Consumers who don't wish to spray insect repellent directly on their skin or need added protection during backcountry excursions may be interested in permethrin, a synthetic insecticide you spray on clothing. This chemical compound can also be sprayed onto tents and other gear. Permethrin sprays have been shown to be so effective that the CDC currently recommends these products for people traveling abroad who will be exposed to disease-carrying insects (such as malaria-infected mosquitoes).
Permethrin not only repels pests, it's a contact insecticide, meaning that it actually kills mosquitoes, ticks and other bloodsuckers before they have an opportunity to embed themselves in a person's skin. Hand washing and line drying permethrin-treated garments, or even using gentle cycles to wash and dry, can help extend a single application through 12 washings. Permethrin spray is odorless once it's dried, won't stain fabrics and isn't likely to irritate skin. Permethrin is registered with the Environmental Protection Agency (EPA) but, like DEET, some users question whether it's safe to wear clothing that's been sprayed with an insecticide.
Sawyer Permethrin Clothing Insect Repellent (*Est. $8.50 for 6 oz.) can be used on clothing, tents and other outdoor gear. Since permethrin isn't safe for the skin, the label states that sprayed clothing must be dried completely before it's worn. Sawyer Permethrin spray comes in several sizes and is also available as an aerosol or trigger spray. Users at Amazon.com, REI.com and Viewpoints.com say it's very effective at fending off ticks and preventing bites from mosquitoes, flies and chiggers. A few say the spray bottle drips, and so disposable gloves should be worn during application to keep the permethrin off your hands.

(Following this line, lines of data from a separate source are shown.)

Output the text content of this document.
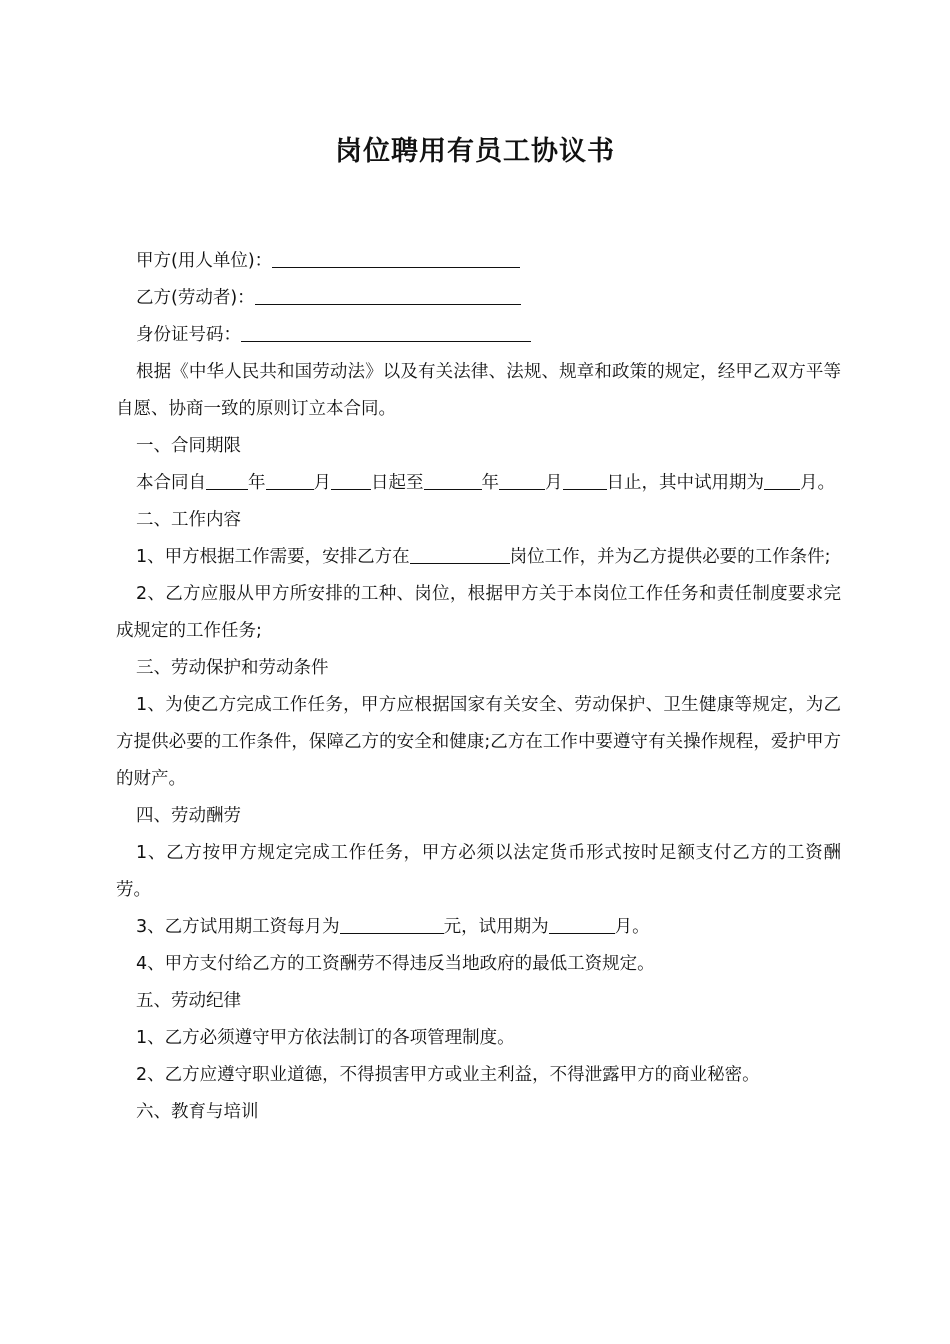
岗位聘用有员工协议书

甲方(用人单位)：

乙方(劳动者)：

身份证号码：

根据《中华人民共和国劳动法》以及有关法律、法规、规章和政策的规定，经甲乙双方平等自愿、协商一致的原则订立本合同。

一、合同期限

本合同自 年	月 日起至	年	月	日止，其中试用期为 月。

二、工作内容

1、甲方根据工作需要，安排乙方在	岗位工作，并为乙方提供必要的工作条件;

2、乙方应服从甲方所安排的工种、岗位，根据甲方关于本岗位工作任务和责任制度要求完成规定的工作任务;

三、劳动保护和劳动条件

1、为使乙方完成工作任务，甲方应根据国家有关安全、劳动保护、卫生健康等规定，为乙方提供必要的工作条件，保障乙方的安全和健康;乙方在工作中要遵守有关操作规程，爱护甲方的财产。

四、劳动酬劳

1、乙方按甲方规定完成工作任务，甲方必须以法定货币形式按时足额支付乙方的工资酬劳。

3、乙方试用期工资每月为	元，试用期为	月。

4、甲方支付给乙方的工资酬劳不得违反当地政府的最低工资规定。

五、劳动纪律

1、乙方必须遵守甲方依法制订的各项管理制度。

2、乙方应遵守职业道德，不得损害甲方或业主利益，不得泄露甲方的商业秘密。

六、教育与培训
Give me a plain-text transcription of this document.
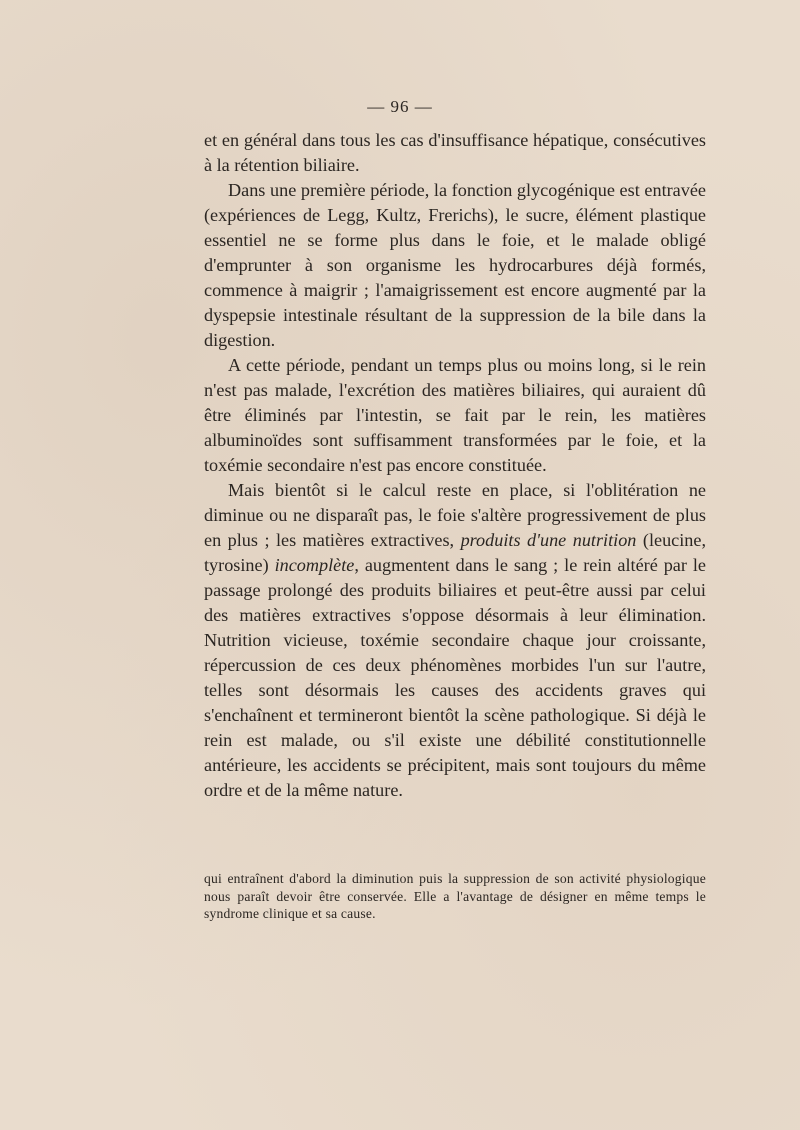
— 96 —

et en général dans tous les cas d'insuffisance hépatique, consécutives à la rétention biliaire.

Dans une première période, la fonction glycogénique est entravée (expériences de Legg, Kultz, Frerichs), le sucre, élément plastique essentiel ne se forme plus dans le foie, et le malade obligé d'emprunter à son organisme les hydrocarbures déjà formés, commence à maigrir ; l'amaigrissement est encore augmenté par la dyspepsie intestinale résultant de la suppression de la bile dans la digestion.

A cette période, pendant un temps plus ou moins long, si le rein n'est pas malade, l'excrétion des matières biliaires, qui auraient dû être éliminés par l'intestin, se fait par le rein, les matières albuminoïdes sont suffisamment transformées par le foie, et la toxémie secondaire n'est pas encore constituée.

Mais bientôt si le calcul reste en place, si l'oblitération ne diminue ou ne disparaît pas, le foie s'altère progressivement de plus en plus ; les matières extractives, produits d'une nutrition (leucine, tyrosine) incomplète, augmentent dans le sang ; le rein altéré par le passage prolongé des produits biliaires et peut-être aussi par celui des matières extractives s'oppose désormais à leur élimination. Nutrition vicieuse, toxémie secondaire chaque jour croissante, répercussion de ces deux phénomènes morbides l'un sur l'autre, telles sont désormais les causes des accidents graves qui s'enchaînent et termineront bientôt la scène pathologique. Si déjà le rein est malade, ou s'il existe une débilité constitutionnelle antérieure, les accidents se précipitent, mais sont toujours du même ordre et de la même nature.

qui entraînent d'abord la diminution puis la suppression de son activité physiologique nous paraît devoir être conservée. Elle a l'avantage de désigner en même temps le syndrome clinique et sa cause.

A more expensive option is to purchase clothing already treated with permethrin. ExOfficio, a Seattle-based clothing company, manufactures a line of clothing for men and women using a special process to melt waxy permethrin molecules into the fibers of the clothing. The manufacturer claims the protection from flies, ticks, mosquitoes, chiggers, midges and ants can withstand up to 70 washings. Clothing for men includes khaki pants for about $90, long-sleeved shirts for about $90, hats for about $35 and socks for $20. Two reviews for the ExOfficio Bugsaway Ziwa Convertible Pants - Women's (*Est. $90) at REI.com say the clothing kept the bugs away. Reviews are also available at the manufacturer's website.